The next issue for determination is whether this court has powers to grant stay of execution of its orders. It does. This is the conventional practice of courts in the common law. Besides, as observed in the analysis above, our High Court practice has incorporated this in his rules of procedure and this has been pursued by this court in the past. The submission by the respondent that this is unsustainable does not therefore suffice and I hold as such.
I, however, observe that this court is not duty bound to issue a blanket order for stay of execution in the absence of compliance with the requirements of the orders of stay of execution. The respondents cites these as;
i. Chances of success of appeal
ii. Preservation of the subject matter
iii. Whether the appeal is intended to frustrate the proceedings of the case
Whereas these may not be the precise criterion for consideration in a case of stay of execution, they make sense. This application was brought to court in good time. The claimant/applicant makes an offer for a deposit of the decretal sum and taxed cost in an interest earning account with a reputable bank in the name of the parties to this application. This is opposed by the respondents on the ground that in all cases and circumstances of grant of stay of execution they are the ones who would suffer irreparably. The issue of appeal and its being rendered nugatory is not clearly demonstrated.

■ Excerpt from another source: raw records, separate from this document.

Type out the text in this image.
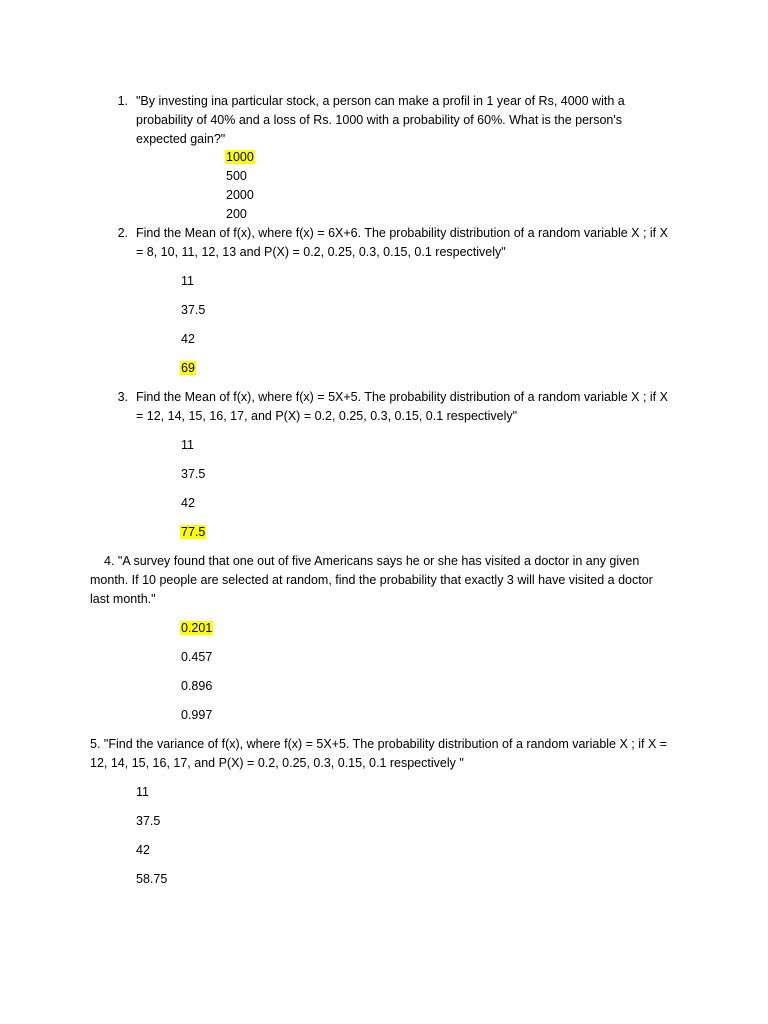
1. "By investing ina particular stock, a person can make a profil in 1 year of Rs, 4000 with a
probability of 40% and a loss of Rs. 1000 with a probability of 60%. What is the person's
expected gain?"
1000
500
2000
200
2. Find the Mean of f(x), where f(x) = 6X+6. The probability distribution of a random variable X ; if X
= 8, 10, 11, 12, 13 and P(X) = 0.2, 0.25, 0.3, 0.15, 0.1 respectively"
11
37.5
42
69
3. Find the Mean of f(x), where f(x) = 5X+5. The probability distribution of a random variable X ; if X
= 12, 14, 15, 16, 17, and P(X) = 0.2, 0.25, 0.3, 0.15, 0.1 respectively"
11
37.5
42
77.5
4. "A survey found that one out of five Americans says he or she has visited a doctor in any given
month. If 10 people are selected at random, find the probability that exactly 3 will have visited a doctor
last month."
0.201
0.457
0.896
0.997
5. "Find the variance of f(x), where f(x) = 5X+5. The probability distribution of a random variable X ; if X =
12, 14, 15, 16, 17, and P(X) = 0.2, 0.25, 0.3, 0.15, 0.1 respectively "
11
37.5
42
58.75
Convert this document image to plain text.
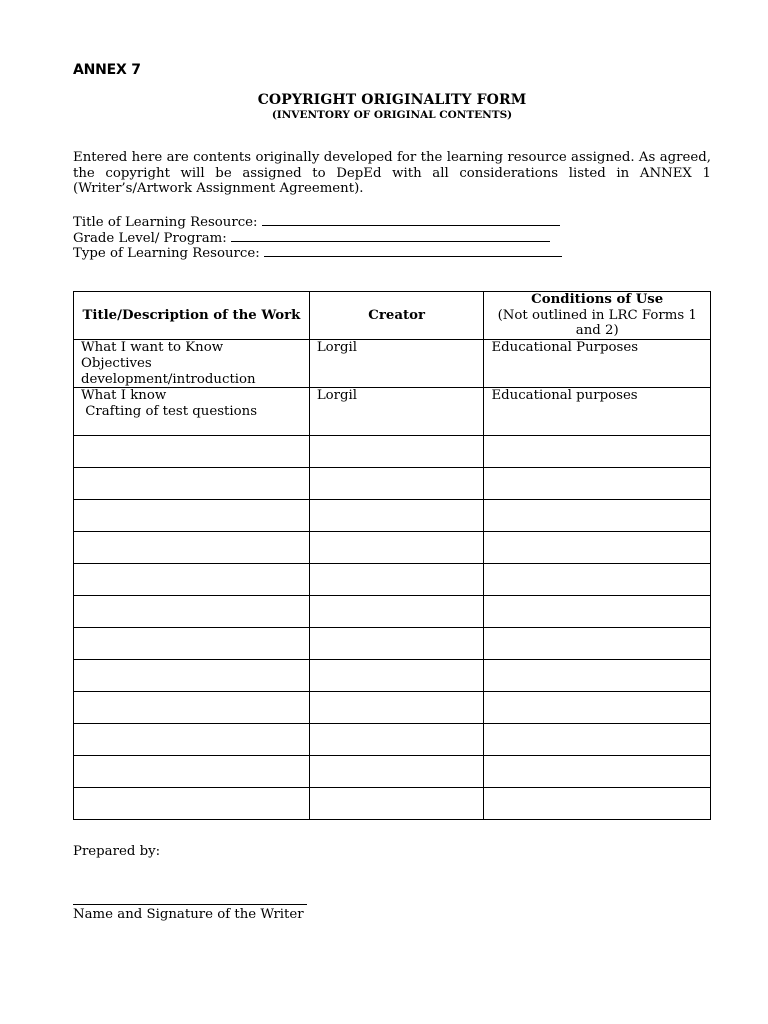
ANNEX 7
COPYRIGHT ORIGINALITY FORM
(INVENTORY OF ORIGINAL CONTENTS)
Entered here are contents originally developed for the learning resource assigned. As agreed, the copyright will be assigned to DepEd with all considerations listed in ANNEX 1 (Writer’s/Artwork Assignment Agreement).
Title of Learning Resource:
Grade Level/ Program:
Type of Learning Resource:
Title/Description of the Work	Creator	Conditions of Use
(Not outlined in LRC Forms 1 and 2)

What I want to Know
Objectives development/introduction	Lorgil	Educational Purposes

What I know
Crafting of test questions	Lorgil	Educational purposes

Prepared by:
Name and Signature of the Writer
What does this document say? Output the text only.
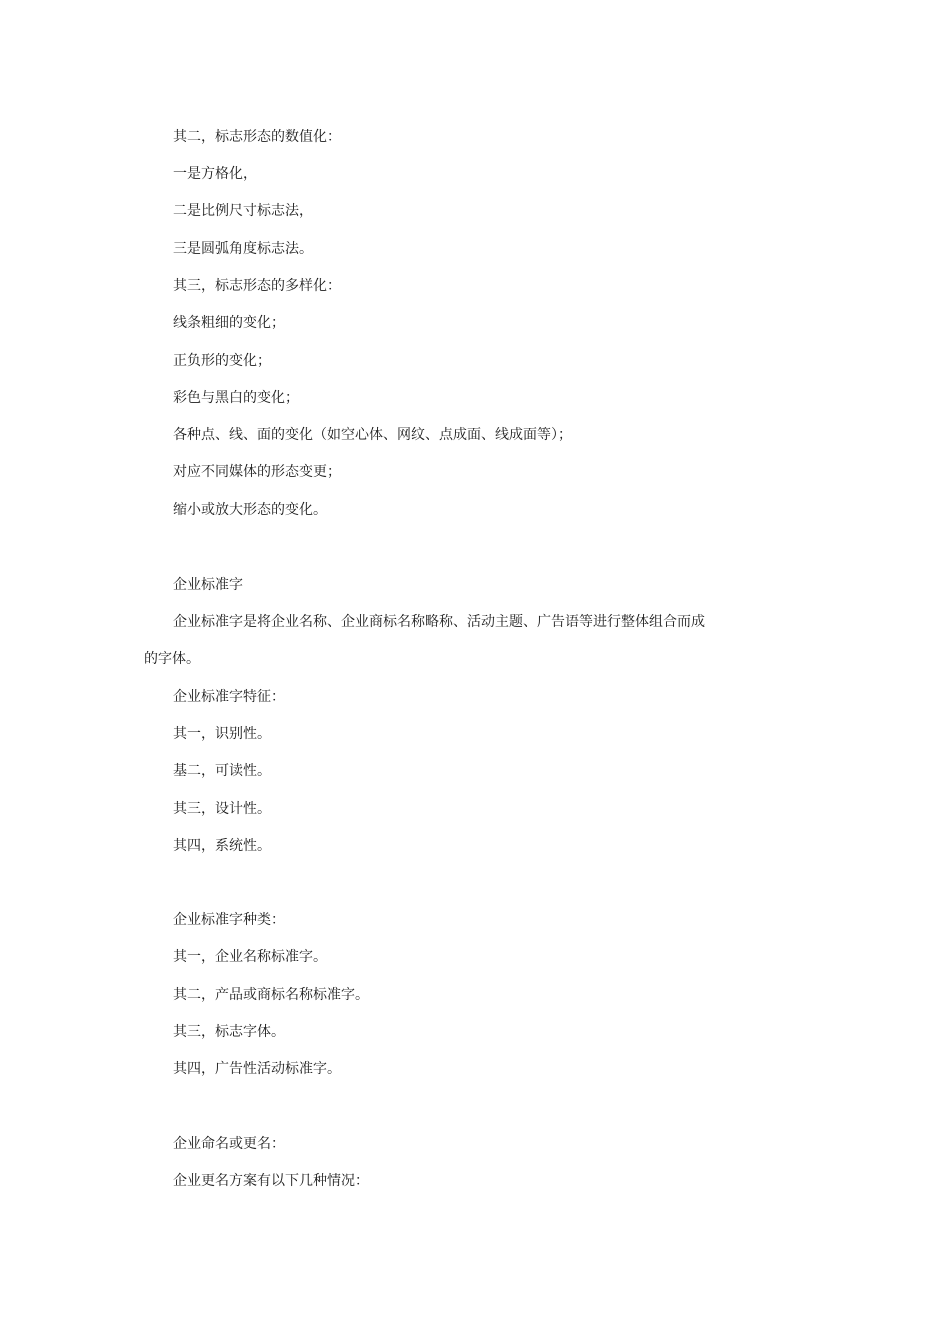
其二，标志形态的数值化：
一是方格化，
二是比例尺寸标志法，
三是圆弧角度标志法。
其三，标志形态的多样化：
线条粗细的变化；
正负形的变化；
彩色与黑白的变化；
各种点、线、面的变化（如空心体、网纹、点成面、线成面等）；
对应不同媒体的形态变更；
缩小或放大形态的变化。
企业标准字
企业标准字是将企业名称、企业商标名称略称、活动主题、广告语等进行整体组合而成
的字体。
企业标准字特征：
其一，识别性。
基二，可读性。
其三，设计性。
其四，系统性。
企业标准字种类：
其一，企业名称标准字。
其二，产品或商标名称标准字。
其三，标志字体。
其四，广告性活动标准字。
企业命名或更名：
企业更名方案有以下几种情况：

The parties have addressed this court on the unique and peculiar circumstances of this case. The court observes the biggest stake here are monies irregularly paid to the claimants by the respondent under a disputed consent judgment. This court has ordered a refund of the same and therefore this application. However we look at the merits and demerits of the grant of stay of execution and further proceedings of this court, the dictates of fair play and justice must be at the forefront. This is the tricky bit.
A close scrutiny of the cases of the parties and their submissions leads me in one direction. This is the direction of declining a grant of stay of execution and proceedings as prayed. This is dictated by the peculiar circumstances of the case and the likely import of this to the respondent who under these circumstances continues to pay dearly for a cup of tea she has not ordered or requisitioned. I am therefore inclined to dismiss this application with costs to the respondent.
Delivered, dated and signed this 15th day of April, 2016.
D.K.Njagi Marete
JUDGE
Appearances
1. Mr. Meroka instructed by M/s Meroka & Company Advocates for the claimants/applicants.
2. Mr. Orina instructed by M/s E. M. Orina & Company Advocates for the respondents.